Moscow: Unheralded Jehue Gordon of Trinidad and Tobago ruined two-time Olympic champion Felix Sanchez's bid to nail a history-making third world title in the 400 metres hurdles on Thursday.
Gordon, sixth in the London Olympics and fourth in the 2009 worlds in Berlin, came from nowhere to snatch gold in 47.69sec, with American Olympic silver medallist Michael Tinsley taking silver at just one-hundredth of a second.
The battle for the third spot on the podium was tight, but went the way of Serbia's Emir Bekric, the European silver medallist, for a first-ever world medal for his country.
Cuban Omar Cisneros beat Sanchez for fourth spot for a sorry end to the world champs for the Dominican Republic star, who turns 36 at the end of August.
The London Olympic champion had picked the little-known Gordon as favourite for the race and proved to be right on the money.
"I started well after feeling good in warm-up," said Sanchez. "But after the third hurdle I made some mistakes and lost too much time.
"I came back to finish strong but it was not enough to come back after those mistakes - they definitely cost me a medal."
Sanchez was non-committal about his likely participation in the next world championships in Beijing in 2015.
"I don't know," he said. "I need to think about it. There's still two long years ahead."
The 21-year-old Gordon quickly fixed his long-term goal as becoming Olympic and Pan-American champion.
"Those victories won't come easy, I know, but I'll just keep working and believing in myself," Gordon said.
"After I crossed the line my heart stopped for a minute, I just wanted to look up at the screen and see my name there."

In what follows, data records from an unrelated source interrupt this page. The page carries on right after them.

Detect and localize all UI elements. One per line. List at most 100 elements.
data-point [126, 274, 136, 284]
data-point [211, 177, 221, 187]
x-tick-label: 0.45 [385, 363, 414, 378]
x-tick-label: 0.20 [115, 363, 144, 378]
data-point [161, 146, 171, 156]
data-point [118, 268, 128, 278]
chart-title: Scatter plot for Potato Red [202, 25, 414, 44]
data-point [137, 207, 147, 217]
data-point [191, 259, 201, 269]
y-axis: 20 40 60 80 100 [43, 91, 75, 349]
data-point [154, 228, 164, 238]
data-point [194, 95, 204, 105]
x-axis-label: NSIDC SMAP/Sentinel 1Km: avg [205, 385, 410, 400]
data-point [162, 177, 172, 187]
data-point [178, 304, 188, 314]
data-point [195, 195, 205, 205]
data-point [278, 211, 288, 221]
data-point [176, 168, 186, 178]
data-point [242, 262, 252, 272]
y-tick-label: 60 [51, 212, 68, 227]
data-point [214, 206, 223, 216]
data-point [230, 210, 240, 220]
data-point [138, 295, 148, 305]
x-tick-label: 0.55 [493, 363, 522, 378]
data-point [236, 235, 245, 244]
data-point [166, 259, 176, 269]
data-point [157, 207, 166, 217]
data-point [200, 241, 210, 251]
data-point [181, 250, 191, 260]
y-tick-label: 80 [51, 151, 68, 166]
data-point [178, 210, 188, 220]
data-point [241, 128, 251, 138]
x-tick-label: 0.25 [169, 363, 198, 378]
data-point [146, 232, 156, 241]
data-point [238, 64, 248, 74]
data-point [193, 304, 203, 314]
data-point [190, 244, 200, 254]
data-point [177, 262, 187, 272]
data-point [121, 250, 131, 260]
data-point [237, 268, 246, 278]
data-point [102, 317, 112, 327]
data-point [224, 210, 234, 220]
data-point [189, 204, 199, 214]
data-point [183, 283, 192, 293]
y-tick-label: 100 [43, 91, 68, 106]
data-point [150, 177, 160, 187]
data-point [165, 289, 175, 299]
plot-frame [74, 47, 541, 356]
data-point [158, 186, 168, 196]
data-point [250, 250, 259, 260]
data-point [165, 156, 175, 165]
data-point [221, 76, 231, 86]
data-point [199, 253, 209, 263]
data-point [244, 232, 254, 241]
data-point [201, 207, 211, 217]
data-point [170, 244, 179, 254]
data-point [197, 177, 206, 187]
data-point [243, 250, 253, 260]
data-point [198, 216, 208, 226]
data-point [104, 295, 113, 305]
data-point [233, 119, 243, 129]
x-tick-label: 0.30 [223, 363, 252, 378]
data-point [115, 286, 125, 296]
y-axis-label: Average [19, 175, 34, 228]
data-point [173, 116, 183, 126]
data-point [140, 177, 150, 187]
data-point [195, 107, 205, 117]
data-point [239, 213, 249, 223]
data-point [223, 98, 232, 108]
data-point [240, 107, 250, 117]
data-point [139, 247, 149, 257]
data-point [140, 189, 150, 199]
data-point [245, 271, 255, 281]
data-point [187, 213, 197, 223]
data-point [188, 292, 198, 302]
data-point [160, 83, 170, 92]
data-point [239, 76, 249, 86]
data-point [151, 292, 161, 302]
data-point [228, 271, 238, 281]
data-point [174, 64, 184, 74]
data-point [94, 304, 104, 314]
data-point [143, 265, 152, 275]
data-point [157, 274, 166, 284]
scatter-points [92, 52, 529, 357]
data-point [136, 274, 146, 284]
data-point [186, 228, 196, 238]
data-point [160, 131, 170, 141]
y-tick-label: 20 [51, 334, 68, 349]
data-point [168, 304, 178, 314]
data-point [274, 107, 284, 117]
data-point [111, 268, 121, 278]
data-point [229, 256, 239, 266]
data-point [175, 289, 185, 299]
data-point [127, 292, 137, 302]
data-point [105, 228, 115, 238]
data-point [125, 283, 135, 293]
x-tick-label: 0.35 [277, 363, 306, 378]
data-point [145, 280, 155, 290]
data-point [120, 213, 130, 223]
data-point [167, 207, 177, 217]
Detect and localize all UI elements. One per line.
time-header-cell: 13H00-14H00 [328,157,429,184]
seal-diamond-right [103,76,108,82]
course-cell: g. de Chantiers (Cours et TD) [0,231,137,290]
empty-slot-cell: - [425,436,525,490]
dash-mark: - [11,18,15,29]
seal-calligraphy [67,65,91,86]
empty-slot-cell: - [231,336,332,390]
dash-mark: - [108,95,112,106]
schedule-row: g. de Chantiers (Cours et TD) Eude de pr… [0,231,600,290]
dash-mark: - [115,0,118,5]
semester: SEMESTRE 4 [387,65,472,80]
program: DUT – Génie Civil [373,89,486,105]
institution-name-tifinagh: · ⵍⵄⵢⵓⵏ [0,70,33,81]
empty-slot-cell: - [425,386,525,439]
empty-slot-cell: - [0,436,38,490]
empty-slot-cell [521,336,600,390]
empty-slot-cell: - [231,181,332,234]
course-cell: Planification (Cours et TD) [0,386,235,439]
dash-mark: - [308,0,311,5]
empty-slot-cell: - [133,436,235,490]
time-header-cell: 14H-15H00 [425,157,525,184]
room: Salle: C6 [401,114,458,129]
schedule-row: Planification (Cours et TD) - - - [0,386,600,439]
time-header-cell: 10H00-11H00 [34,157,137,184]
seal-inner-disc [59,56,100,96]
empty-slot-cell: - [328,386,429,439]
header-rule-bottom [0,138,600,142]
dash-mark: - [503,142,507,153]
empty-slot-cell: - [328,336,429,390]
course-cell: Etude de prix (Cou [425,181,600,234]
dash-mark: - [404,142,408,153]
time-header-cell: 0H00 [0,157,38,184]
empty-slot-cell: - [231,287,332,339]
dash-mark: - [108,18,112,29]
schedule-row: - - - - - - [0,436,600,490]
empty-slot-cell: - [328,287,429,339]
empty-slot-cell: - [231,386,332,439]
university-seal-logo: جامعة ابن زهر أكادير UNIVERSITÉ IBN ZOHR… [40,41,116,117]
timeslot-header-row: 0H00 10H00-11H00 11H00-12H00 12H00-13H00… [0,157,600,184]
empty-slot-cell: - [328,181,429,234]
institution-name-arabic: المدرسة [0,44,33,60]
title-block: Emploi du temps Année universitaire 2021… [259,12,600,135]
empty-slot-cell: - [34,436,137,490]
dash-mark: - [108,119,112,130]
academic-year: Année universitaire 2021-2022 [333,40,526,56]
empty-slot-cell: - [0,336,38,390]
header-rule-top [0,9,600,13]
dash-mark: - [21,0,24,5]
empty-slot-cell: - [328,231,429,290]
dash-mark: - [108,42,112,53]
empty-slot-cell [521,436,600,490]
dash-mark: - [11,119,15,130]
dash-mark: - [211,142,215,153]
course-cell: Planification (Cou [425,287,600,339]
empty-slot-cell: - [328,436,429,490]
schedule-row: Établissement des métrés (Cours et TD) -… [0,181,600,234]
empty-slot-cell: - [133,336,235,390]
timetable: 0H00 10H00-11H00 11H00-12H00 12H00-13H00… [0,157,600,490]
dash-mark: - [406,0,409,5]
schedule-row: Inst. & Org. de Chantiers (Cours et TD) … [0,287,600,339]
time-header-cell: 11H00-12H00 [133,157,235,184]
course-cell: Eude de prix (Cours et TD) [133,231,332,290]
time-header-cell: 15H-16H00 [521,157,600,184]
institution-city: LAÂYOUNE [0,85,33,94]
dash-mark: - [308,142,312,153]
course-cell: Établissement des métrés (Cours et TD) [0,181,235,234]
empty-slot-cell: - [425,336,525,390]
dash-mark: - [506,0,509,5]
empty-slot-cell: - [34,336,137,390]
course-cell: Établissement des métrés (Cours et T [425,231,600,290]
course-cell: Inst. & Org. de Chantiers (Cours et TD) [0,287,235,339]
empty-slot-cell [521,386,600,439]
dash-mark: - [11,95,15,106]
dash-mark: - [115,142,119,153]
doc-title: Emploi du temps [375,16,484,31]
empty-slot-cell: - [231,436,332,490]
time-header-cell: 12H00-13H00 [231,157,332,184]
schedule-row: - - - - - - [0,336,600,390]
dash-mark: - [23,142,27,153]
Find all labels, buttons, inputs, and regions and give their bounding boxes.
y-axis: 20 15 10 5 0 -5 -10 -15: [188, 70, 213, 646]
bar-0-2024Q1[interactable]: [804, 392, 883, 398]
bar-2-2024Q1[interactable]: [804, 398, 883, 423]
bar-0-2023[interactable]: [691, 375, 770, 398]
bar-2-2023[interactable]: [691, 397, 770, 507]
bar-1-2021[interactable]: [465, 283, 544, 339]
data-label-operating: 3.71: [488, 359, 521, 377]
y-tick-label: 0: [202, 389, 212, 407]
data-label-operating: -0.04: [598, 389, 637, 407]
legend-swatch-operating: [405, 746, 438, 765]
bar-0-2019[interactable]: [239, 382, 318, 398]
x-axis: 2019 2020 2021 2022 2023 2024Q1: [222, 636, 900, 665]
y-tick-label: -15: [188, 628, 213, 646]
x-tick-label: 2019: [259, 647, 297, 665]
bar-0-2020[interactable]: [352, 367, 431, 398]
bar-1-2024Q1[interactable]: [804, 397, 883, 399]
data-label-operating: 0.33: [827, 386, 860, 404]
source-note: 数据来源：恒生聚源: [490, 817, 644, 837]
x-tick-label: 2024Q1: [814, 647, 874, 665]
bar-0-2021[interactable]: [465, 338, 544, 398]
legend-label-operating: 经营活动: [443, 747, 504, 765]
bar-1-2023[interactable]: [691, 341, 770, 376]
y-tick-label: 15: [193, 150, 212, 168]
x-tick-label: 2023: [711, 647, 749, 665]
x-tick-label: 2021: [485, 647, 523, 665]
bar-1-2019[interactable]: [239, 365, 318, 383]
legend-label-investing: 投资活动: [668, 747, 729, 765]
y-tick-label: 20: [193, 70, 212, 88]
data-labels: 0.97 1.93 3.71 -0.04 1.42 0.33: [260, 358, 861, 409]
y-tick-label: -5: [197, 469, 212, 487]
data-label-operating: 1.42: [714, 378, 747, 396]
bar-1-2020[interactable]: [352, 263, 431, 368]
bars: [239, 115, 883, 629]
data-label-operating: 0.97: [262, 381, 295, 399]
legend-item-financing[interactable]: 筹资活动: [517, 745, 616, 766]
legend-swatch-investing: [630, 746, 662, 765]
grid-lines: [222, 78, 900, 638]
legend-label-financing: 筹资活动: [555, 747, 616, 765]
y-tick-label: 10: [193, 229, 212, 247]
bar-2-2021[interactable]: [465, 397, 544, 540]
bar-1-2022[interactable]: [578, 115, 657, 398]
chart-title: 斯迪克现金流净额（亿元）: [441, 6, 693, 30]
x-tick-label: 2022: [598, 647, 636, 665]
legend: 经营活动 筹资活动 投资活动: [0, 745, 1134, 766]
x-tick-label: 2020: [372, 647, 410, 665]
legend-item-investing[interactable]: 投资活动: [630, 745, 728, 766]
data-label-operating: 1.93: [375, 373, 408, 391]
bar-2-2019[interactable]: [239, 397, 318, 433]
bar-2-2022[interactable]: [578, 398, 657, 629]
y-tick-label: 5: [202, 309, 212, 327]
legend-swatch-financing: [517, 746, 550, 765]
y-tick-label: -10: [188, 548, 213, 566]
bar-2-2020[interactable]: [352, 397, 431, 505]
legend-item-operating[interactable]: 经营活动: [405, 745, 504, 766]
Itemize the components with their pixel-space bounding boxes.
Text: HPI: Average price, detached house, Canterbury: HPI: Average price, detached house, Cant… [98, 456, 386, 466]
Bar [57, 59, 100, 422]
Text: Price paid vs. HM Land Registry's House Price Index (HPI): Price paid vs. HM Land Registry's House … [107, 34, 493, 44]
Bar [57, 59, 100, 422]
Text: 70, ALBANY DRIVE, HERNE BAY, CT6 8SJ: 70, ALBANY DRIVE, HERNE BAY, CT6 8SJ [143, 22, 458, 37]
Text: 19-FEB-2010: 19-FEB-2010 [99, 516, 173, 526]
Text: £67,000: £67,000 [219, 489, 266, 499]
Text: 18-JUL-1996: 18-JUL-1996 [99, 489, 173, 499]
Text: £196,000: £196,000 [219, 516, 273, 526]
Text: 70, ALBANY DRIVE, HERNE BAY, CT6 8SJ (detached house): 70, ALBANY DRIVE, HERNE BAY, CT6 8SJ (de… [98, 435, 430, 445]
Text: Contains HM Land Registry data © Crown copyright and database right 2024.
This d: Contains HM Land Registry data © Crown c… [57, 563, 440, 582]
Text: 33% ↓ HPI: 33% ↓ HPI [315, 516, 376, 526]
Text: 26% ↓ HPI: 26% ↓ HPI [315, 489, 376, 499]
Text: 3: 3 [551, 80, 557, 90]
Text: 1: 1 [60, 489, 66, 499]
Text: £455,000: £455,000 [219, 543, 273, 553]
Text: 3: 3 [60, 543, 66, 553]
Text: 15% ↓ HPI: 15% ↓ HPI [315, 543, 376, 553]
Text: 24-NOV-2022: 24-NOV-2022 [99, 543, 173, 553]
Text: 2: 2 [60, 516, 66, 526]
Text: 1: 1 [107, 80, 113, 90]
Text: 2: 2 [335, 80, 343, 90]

Tinsley was left ruing his final run-in to the line, when he thought he had the better of the Trinidadian, for whose country it was only the second world gold after Ato Boldon's 200m victory in 1997.
"Jehue and me both came down on the 10th hurdle and I thought I could get him, but he came back at me on the line," said Tinsley.
"I would lie if I said I didn't want that gold medal. It was really close, a tough race."
Puerto Rico's Olympic bronze-medal winner Javier Culsom finished sixth, ahead of Senegal's Mamdou Kasse Hannne with American Kerron Clement, world champion in 2007 and 2009, finishing eighth and last.